3.06.2007

good ol' northend.

we were at the upstairs which was about 10 feet wider on all sides and more open as a space. there were several acoustic acts happening, i was to play later, so i was floating around early. there were less than 15 people around, and john rae & the river were playing between sets. i was singing outload instead of carrying on conversation with those around me. deanna and nicole were there, asking why i was still wearing this bracelet with the wrapping paper on it. i said that it was wrapping paper i had bought for jenna and when she gave me a bracelet, i didn't want to remove it. then jenna and morgan walked in holding another gift for me, wrapped in the same black-white polkadot paper.

morgan and i embraced and he told me he really cared about me as a friend and that i should not worry about anything. then he told me he had pizza for us and invited me to the back of the bar to eat it. we had one bite and i looked up to see who was talking and it was an older man with a handgun. he pointed it out the window and said, "it can do this, and this-" firing the gun twice, pointing it at me- "and this.." where i got shot in the collarbone and fell to the ground.


finally up to date

march 02, 07

i was participating in a contest at some sort of fair. it was night time. we were each standing in front of a crumbly concrete wall. there was something we had to figure out about the wall. i saw a dark patch on the concrete, and i poked my finger in, and it crumbled away because there was a small cavity behind the dark patch. inside the cavity was a tiny sickly frog or fish or something. so i won the contest because i found the sickly frog.

but before i realized what i was doing, i threw the sickly frog into the first bit of water i saw. i think i thought i was going to revive him, or set him free. there was a square hole, about a few feet wide, cut out of the concrete that was filled with water. big tubes were coming out of it going to the big heavy machinery, and the water was covered in a giant slick of oil and it was really hot and nearly boiling, and that is the water i happened to throw the sickly frog into.

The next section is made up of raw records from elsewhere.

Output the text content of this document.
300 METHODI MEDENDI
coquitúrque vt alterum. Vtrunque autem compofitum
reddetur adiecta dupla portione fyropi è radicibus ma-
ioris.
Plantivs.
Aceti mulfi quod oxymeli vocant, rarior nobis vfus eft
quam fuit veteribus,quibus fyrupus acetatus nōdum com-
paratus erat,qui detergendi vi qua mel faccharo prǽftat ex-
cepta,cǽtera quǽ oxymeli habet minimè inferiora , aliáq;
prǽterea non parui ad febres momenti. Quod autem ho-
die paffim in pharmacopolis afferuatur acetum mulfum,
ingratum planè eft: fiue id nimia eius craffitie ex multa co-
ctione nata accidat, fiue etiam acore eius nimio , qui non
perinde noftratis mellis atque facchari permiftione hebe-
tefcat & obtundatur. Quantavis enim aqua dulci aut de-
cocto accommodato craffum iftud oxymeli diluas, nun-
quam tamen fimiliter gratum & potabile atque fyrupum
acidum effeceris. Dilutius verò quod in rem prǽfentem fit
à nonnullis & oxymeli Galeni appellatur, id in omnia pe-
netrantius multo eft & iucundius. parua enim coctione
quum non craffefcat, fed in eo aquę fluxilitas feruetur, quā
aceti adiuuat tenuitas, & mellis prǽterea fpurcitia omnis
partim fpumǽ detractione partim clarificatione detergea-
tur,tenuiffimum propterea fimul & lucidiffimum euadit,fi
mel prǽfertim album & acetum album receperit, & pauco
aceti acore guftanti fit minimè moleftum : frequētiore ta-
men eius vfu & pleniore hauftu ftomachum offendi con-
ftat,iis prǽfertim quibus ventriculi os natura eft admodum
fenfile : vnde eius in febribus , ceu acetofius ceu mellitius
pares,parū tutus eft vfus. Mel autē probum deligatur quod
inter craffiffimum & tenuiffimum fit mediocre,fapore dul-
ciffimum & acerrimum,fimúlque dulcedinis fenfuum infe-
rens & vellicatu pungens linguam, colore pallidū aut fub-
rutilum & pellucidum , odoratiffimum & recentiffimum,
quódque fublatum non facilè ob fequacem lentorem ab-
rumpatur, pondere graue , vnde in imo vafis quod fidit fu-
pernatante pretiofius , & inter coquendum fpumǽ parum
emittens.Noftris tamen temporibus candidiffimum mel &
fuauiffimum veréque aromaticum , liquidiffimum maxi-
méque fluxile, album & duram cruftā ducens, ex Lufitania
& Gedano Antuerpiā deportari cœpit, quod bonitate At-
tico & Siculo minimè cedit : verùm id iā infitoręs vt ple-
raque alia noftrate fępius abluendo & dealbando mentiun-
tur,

i realized as the frog left my hands that i shouldn't throw him into the horrible hot polluted water, but i still had hope that he'd float to the surface so i could rescue him, i wouldn't care if i scalded my hands. but he didn't come up fast enough. after a while i knew the poor little frog was dead. everyone around me shook their heads in disgust, and the happiness i had from winning the contest turned into sadness and guilt. i kept thinking "what was i thinking? i wasn't thinking. what a stupid thing to do".